Le 3e point comprend également : « Trois ingénieurs et aspirants au corps royal des mines attachés au service de l’arrondissement de Saint-Étienne et résidants dans cette ville seront chargés de donner des leçons appropriées au but de l’institution et suivant le programme qui sera proposé chaque année par le conseil général des mines. » Cela ne laisse pas apparaitre de désaccord, mais malgré cela, Beaunier n’obtient pas le nombre de professeurs souhaité, et cela permet de repousser l’épineuse question du contenu des programmes, qui est pourtant un point crucial. Beaunier avait lui déjà fixé les matières : « L’enseignement se composera d’un cours de mathématiques élémentaires et de géométrie souterraine mise en pratique, d’un cours d’exploitation accompagné de courses souterraines fréquentes et du levé des principales machines employées dans les mines, d’un cours de chimie élémentaire et pratique appliquée à l’art d’essayer et de traiter les substances minérales, un cours de minéralogie industrielle et de géologie eu égard principalement à la connaissance du gisement de minéraux utiles et d’un cours de dessin. » Ces matières sont celles qui sont enseignées à l’école, mais officiellement le niveau n’est pas celui attendu par Beaunier.

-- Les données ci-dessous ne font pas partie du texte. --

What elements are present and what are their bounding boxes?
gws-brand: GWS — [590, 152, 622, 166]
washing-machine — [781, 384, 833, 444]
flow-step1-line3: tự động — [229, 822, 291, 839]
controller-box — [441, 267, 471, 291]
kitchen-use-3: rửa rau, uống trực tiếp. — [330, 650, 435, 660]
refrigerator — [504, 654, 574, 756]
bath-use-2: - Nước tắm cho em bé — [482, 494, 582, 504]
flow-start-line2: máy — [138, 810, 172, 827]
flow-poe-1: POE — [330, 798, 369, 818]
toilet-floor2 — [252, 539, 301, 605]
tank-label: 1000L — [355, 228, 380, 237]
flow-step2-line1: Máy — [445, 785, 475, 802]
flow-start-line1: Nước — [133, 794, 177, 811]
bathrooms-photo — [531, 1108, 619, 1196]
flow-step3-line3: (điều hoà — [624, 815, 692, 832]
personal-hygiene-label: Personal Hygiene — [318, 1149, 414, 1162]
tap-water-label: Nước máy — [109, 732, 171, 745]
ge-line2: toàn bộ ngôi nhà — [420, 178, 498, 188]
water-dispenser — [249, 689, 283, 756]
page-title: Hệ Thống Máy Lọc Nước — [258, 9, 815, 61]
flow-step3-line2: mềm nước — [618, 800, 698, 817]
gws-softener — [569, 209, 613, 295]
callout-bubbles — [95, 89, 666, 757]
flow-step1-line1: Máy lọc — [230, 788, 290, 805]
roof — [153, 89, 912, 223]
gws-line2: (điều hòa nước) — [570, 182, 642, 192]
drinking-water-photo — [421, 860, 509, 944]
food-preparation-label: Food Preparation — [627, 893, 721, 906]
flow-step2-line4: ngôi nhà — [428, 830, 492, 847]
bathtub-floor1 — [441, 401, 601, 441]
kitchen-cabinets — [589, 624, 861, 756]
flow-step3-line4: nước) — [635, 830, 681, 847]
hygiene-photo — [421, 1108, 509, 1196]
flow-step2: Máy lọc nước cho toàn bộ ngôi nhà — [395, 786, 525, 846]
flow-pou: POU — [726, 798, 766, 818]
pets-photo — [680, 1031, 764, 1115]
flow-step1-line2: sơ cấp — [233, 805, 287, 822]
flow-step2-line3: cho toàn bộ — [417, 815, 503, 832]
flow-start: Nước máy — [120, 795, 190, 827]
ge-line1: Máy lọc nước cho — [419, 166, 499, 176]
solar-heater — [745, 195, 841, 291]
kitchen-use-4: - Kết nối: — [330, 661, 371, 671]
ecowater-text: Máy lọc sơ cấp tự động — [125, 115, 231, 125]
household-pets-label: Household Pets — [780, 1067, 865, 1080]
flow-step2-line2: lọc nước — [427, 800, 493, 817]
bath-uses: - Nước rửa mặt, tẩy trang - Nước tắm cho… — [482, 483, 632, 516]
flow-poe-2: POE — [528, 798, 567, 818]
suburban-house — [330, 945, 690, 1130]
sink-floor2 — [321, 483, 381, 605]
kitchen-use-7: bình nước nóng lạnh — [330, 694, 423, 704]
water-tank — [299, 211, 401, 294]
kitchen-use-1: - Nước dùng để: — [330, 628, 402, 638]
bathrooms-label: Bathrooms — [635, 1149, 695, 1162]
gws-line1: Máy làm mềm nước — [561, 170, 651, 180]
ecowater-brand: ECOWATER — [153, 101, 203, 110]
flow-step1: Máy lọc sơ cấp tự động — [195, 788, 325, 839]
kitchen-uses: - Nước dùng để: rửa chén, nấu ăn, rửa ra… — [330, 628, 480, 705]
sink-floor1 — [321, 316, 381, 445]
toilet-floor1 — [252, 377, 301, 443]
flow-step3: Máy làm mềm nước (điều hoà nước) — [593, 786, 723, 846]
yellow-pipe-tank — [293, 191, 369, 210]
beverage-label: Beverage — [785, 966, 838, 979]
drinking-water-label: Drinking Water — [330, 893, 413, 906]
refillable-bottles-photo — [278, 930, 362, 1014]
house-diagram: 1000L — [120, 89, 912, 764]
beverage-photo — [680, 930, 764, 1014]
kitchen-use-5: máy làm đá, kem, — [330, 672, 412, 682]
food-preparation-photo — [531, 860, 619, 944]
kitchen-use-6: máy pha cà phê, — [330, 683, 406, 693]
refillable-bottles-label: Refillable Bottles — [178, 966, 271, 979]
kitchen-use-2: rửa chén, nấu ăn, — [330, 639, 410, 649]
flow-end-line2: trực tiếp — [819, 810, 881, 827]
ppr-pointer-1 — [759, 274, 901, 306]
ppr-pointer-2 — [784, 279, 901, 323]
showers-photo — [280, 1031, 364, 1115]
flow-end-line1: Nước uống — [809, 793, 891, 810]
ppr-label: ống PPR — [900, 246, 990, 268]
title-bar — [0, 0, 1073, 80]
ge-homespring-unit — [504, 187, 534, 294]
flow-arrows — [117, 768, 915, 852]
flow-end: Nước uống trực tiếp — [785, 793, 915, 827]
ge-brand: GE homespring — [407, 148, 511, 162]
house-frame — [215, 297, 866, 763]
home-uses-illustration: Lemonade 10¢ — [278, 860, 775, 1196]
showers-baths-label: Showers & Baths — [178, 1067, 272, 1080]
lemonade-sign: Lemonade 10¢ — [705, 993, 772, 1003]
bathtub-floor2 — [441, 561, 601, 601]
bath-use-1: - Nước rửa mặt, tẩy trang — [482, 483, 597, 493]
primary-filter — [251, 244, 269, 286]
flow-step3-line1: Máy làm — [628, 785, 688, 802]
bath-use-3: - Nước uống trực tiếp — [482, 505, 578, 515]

Sa 5e proposition concerne le financement de l’école : « Les fonds retirés du roulement des usines affectées à l’École de Geislautern seront exclusivement appliqués aux dépenses de l’école pratique des mines de Saint-Étienne. » Beaunier était directeur de l’école située dans la Sarre. Devant l’invasion, il fuit en France avec les caisses afin de protéger l’argent. C’est sur ce pécule qu’il propose de financer la nouvelle école, n’occasionnant donc aucune nouvelle dépense. Le projet de Beaunier est même de développer une usine ou d’exploiter une mine, dont les bénéfices financeraient intégralement la nouvelle école. Ce système n’a pas vu pas le jour. L’idée séduit le Conseil même s’il en restreint la portée : « Les fonds retirés du roulement des usines, affectés à l’école de Geislautern seront affectées aux dépenses de l’école des mines de Saint-Étienne jusqu’à concurrence de 50 mille francs pour subvenir au service de 3 à 4 années » (7e point).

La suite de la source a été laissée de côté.